April 14th 2:46 pm | Carey Restino Print this article   Email this article  

Kenai Peninsula Borough Mayor Mike Navarre studied government in college, but the best education he got was in the Alaska Legislature. Navarre served 12 years in the House of Representatives in the late '80s and early '90s, oil was flowing, state coffers were full, and the political landscape was markedly different.

On the sunset of his two-term limit as mayor, Navarre and his right-hand man, Larry Persily, want peninsula residents to think hard about the state fiscal situation.

"I'm hoping we can help broaden the debate a little bit," Navarre said. "It's important to the state's economy."

Navarre described how the situation with Alaska oil is markedly different than it was a couple decades ago.

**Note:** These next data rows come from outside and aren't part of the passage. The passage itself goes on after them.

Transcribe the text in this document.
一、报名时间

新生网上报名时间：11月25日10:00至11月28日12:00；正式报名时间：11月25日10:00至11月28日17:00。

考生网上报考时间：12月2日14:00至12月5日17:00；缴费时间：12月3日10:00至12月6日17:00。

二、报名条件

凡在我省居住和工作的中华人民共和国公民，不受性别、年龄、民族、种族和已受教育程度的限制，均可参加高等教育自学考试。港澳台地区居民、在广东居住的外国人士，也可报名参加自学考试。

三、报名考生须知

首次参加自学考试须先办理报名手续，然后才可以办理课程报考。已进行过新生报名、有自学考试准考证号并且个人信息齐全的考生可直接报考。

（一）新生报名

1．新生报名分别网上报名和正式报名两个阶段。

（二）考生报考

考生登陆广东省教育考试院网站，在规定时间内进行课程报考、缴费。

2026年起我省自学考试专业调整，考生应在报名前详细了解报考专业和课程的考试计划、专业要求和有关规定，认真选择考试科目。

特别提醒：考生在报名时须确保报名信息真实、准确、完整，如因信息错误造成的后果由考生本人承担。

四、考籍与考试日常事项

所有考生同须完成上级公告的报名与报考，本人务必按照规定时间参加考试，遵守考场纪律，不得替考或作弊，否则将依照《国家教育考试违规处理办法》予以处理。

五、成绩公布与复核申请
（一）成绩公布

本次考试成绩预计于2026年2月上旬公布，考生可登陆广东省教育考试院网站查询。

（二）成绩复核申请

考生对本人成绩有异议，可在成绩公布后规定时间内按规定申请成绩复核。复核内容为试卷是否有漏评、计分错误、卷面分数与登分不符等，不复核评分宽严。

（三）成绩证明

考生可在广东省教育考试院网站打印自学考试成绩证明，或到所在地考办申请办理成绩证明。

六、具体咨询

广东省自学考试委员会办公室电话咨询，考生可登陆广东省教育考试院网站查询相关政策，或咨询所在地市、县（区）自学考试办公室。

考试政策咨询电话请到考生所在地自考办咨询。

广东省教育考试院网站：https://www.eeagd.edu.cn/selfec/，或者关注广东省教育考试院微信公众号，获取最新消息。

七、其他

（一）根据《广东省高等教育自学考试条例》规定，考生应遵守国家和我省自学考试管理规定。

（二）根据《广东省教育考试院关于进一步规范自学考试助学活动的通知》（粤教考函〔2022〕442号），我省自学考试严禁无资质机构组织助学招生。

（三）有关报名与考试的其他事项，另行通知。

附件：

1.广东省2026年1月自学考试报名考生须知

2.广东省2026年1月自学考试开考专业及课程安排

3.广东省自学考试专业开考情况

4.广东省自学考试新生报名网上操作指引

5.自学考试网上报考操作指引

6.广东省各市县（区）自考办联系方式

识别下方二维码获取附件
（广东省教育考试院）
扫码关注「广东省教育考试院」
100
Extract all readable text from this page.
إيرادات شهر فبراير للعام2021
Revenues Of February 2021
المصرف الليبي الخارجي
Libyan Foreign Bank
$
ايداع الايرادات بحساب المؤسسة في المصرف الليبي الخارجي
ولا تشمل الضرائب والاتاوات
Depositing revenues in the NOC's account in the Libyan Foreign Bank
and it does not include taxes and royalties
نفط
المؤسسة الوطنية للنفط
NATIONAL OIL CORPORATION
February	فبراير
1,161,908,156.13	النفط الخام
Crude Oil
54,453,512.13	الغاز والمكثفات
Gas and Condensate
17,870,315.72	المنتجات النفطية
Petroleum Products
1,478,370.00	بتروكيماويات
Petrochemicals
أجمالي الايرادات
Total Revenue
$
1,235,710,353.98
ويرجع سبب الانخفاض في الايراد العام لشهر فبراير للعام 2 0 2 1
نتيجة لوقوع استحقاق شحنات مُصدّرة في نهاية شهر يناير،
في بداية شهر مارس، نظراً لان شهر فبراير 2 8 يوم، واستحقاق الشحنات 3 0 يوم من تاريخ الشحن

Oil fields in the Lower 48 have come online, offering competition for Alaska's oil.

"That's why the dynamics have changed," Navarre said. "It doesn't mean we can't get new oil development, but we're competing and we're not competing with Saudi Arabia."

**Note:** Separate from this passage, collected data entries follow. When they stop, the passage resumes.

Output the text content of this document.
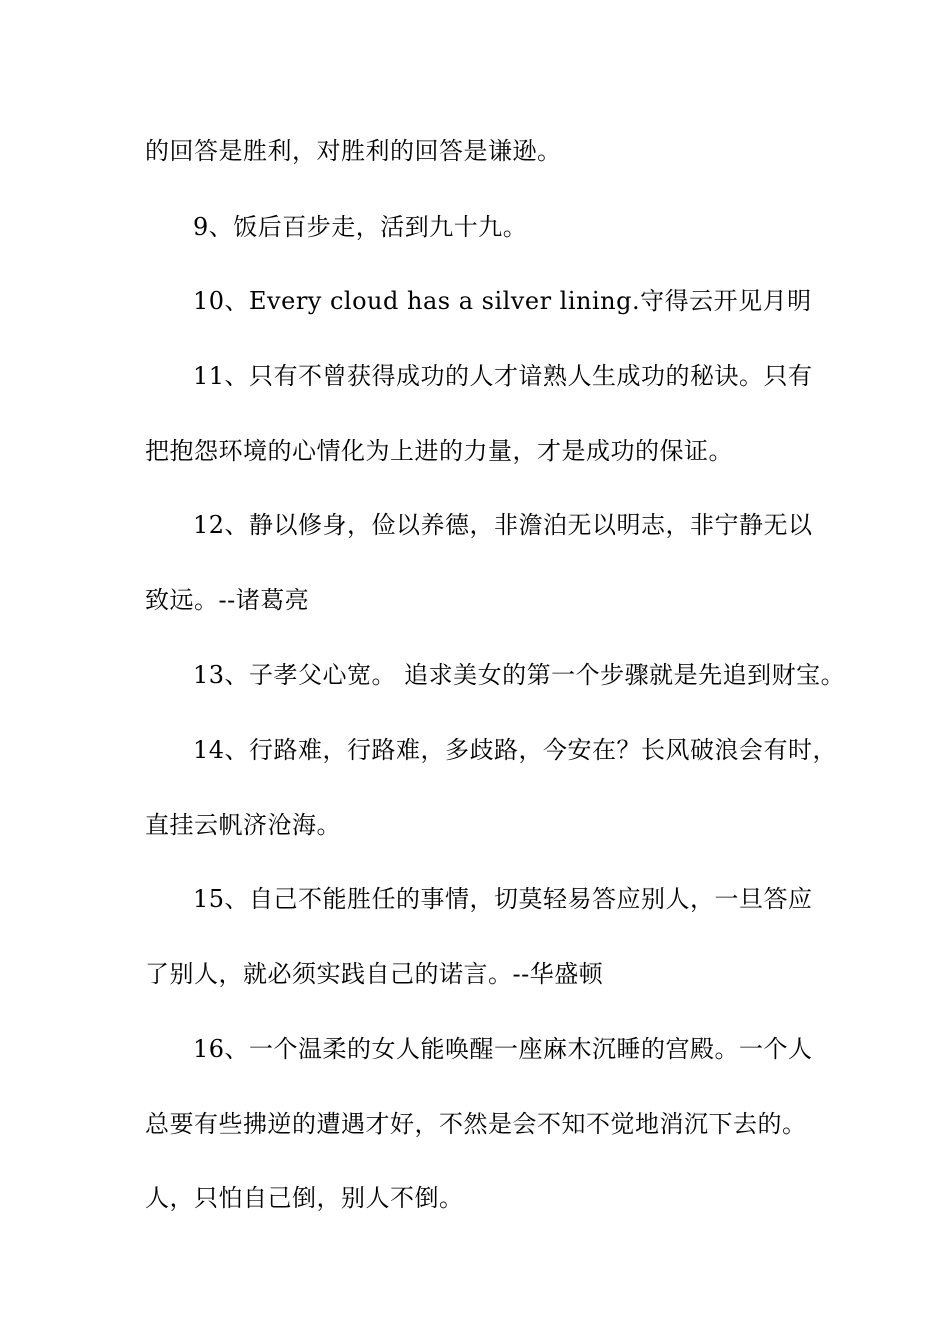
的回答是胜利，对胜利的回答是谦逊。
9、饭后百步走，活到九十九。
10、Every cloud has a silver lining.守得云开见月明
11、只有不曾获得成功的人才谙熟人生成功的秘诀。只有
把抱怨环境的心情化为上进的力量，才是成功的保证。
12、静以修身，俭以养德，非澹泊无以明志，非宁静无以
致远。--诸葛亮
13、子孝父心宽。 追求美女的第一个步骤就是先追到财宝。
14、行路难，行路难，多歧路，今安在？长风破浪会有时，
直挂云帆济沧海。
15、自己不能胜任的事情，切莫轻易答应别人，一旦答应
了别人，就必须实践自己的诺言。--华盛顿
16、一个温柔的女人能唤醒一座麻木沉睡的宫殿。一个人
总要有些拂逆的遭遇才好，不然是会不知不觉地消沉下去的。
人，只怕自己倒，别人不倒。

New oil development is very expensive to produce, and given the current price of oil, the chance that Alaska's oil development will bail the state out of its $3 billion fiscal crisis is slim because early development contributes very little to Alaska's budget.

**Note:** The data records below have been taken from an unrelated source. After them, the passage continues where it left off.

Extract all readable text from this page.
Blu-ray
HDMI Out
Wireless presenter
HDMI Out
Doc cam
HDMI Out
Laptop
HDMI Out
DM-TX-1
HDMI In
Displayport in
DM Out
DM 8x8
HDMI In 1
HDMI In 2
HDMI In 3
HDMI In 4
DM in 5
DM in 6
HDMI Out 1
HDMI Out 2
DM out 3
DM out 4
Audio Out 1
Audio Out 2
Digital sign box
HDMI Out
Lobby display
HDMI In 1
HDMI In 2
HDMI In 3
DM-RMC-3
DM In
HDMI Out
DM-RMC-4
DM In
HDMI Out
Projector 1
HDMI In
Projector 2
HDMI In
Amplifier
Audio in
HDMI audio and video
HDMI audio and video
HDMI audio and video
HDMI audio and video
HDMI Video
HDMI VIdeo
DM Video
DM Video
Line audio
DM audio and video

Persily said current oil production in Alaska is much less efficient compared to in Alaska's heyday.

"At peak production, it took five workers to produce a barrel of oil" he said. "Now it takes 30 workers. Some of those wells used to be 90 percent oil — now it's 90 percent water and 10 percent oil. It's a lot more work just to get the same number of barrels."

Add to that an aging infrastructure that needs more maintenance and you see the difficulty the oil industry faces, the pair said, and the challenge the state faces if oil is its primary source of revenue.

Navarre noted that while the Alaska Permanent Fund has $45 billion in its earning reserve, it hasn't been inflation-proofed in two years. And while issuing permanent fund dividends does stimulate economic activity in Alaska, the idea of not using some portion of the earning reserve doesn't seem reasonable to Navarre.

"There is no responsible fiscal plan that I have seen that doesn't use the earnings of the permanent fund as one of the components of the plan," he said.

Navarre noted that other economic development ideas may be a boon to cities and boroughs but since there is no income tax, bringing more people to the state only costs the state more. On average, they said, the state generates about $260 in funds per person. But every new student costs the state about $3,100.

"Without a broad-based tax, economic development makes the state's fiscal problem even worse," he said. "That was fine for two generations because we lived off oil, but it is a nonsustainable mathematical equation."

Navarre said he is frustrated by the amount of misinformation being promoted by talk radio and other sources that do a great job of entertaining but are not so good at providing accurate information about the reality of Alaska's situation. He suggested Alaskans need to elect people that are not necessarily the ones telling us what we want to hear, and examine the fiscal backing of politicians to find the ones that are strong enough to deal with the fiscal crisis without having to pander to funders.

Navarre said there is no perfect plan to solve the state's fiscal crisis, but understanding the dynamics at work helps move the conversation forward. He told the story of a young man who approached him, demanding what Navarre was going to do to help the up-and-coming generation find jobs.

"Alaska's still a relatively young state," Navarre said. "We have a wealth of natural beauty and there's a lot of opportunity still but we've got to get it right or it's going to be a drag on our communities."